Quote Originally Posted by ggggr View Post
My own views on this are that is is a home brewed "special" or maybe something that an apprentice had a go at?
Ignore the cap head screws, they are probably what someone has fitted later on for ease of getting to the head of the screws. Also, why would you fit 2 screws side by side, when one should do the job? A recessed hole at the back of the frame would have been a simpler fix ( A hole in the bottom of the grip frame like a lot of guns would have had to be at an angle).
An integral trigger guard------is something Webley might have looked into but as it wouldn't result in any less machining is not something I think they would have ever looked at seriously.
For a very talented amateur modifying the pistol later, more of a slant gripped frame could have been used and the later trigger guard retained, so it looks like he wanted the "all in one" approach.
I thought about the frame being brazed or silver soldered but you could not do this as you cannot remove the trigger without removing the trigger guard-----and the trigger guard is integral with the grip so the grip HAS to be able to be removed.
Reguarding the grips themselves, somebody handy with a a saw and file could knock a set up out of aluminium if they really wanted (remember those sold cast brass thingsthat surface now and again?)---------but why would Webley go to the trouble when wood ones would have been quicker to test a gun?
The other thing that strikes me about the grips is that the original rear trigger guard hole is being used for the locating peg on the grips.
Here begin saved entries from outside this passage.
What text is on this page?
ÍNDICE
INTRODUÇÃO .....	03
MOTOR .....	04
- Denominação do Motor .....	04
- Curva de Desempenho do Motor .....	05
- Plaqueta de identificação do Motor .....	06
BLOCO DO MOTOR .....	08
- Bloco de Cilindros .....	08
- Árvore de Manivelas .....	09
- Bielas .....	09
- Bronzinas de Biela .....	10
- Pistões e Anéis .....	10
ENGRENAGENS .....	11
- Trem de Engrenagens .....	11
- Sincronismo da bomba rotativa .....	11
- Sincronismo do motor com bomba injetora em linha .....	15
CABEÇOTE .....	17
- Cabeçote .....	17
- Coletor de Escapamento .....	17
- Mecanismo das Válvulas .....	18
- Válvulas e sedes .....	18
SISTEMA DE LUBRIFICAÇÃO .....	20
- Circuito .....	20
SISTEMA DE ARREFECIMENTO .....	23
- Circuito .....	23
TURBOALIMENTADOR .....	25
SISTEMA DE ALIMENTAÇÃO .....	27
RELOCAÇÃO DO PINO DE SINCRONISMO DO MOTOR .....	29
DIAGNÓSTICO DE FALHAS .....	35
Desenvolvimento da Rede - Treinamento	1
This would not be a great position with the turning forces involved in cocking a Webley pistol. Often, the RHS wooden replacement grips available for Hurricane/Tempest will move forward slightly on cocking the pistol as there is no locating peg at the base of the grips.


So--for me this is a home brewed one. I suppose the thing that swings it for me really is that if Webley were testing a slant grip, they would have used the existing trigger guard instead on making it integral with the grip. Webley would not have gone into production with a grip you could unscrew, and as I have pointed out, you cannot remove the trigger without removing the trigger guard.
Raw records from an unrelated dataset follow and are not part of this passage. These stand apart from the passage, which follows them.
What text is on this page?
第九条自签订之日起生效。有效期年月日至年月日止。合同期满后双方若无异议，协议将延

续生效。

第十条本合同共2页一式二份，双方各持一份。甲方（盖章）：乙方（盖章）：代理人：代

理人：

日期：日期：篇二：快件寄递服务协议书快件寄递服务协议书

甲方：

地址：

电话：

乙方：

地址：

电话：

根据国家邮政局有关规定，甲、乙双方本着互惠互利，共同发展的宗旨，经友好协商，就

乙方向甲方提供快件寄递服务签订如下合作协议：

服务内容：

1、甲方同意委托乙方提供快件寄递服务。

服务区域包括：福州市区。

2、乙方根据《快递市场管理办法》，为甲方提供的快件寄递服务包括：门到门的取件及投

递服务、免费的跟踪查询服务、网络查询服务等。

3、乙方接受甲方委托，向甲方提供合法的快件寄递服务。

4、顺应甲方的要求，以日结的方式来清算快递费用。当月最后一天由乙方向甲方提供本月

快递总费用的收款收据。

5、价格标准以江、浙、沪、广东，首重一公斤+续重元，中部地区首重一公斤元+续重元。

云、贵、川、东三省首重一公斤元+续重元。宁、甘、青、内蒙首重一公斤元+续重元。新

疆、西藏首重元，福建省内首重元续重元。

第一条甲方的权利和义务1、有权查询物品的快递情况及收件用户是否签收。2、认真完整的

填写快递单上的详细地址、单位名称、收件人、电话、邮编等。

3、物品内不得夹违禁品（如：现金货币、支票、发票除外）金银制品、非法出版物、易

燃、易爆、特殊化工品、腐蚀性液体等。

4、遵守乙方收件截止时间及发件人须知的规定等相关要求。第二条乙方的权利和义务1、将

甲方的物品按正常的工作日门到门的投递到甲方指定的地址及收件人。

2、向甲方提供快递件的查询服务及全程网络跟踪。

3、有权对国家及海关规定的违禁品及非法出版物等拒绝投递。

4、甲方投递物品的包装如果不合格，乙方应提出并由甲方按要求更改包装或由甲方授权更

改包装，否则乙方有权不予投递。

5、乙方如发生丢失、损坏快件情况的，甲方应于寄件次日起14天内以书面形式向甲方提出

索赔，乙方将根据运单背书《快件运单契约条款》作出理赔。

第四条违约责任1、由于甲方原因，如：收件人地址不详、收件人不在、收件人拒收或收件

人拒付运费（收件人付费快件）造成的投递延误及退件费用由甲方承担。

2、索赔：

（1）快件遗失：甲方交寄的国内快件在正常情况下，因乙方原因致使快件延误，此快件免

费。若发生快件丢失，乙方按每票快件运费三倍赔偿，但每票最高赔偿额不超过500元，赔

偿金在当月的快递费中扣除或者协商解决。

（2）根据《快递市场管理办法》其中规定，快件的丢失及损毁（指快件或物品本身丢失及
All very valid points, and without close personal inspection it would be very difficult to reach a firm decision one way or the other. However, there is one feature that is difficult to explain away, and that is the lack of any sign of stamped lettering on the body of the gun. To have rubbed away all traces of the impressed lettering by natural wear and tear is not really conceivable, as it is very difficult to do even with emery paper. If the lettering was deliberately removed there would either be evidence of depressions in the metal surface, or if an attempt was made to hide these depressions by rubbing down the whole surface of the pistol then the various edges of the frame would be very rounded, which they aren't. It seems to me that the gun was never stamped.

So if the gun is a modification by an amateur how did he happen to come across a Mark 1 that had somehow left the factory without any lettering? I stand to be corrected, but I don't think such a lapse of quality control by Webley has ever been reported before. I find it easier to accept that if the gun had no stamping then it never actually left the factory and so could have one that was pulled out of production for experimentation.

The fact that the pistol has a serial number corresponding closely to the end of the run of straight grip pistols is also a bit of a coincidence.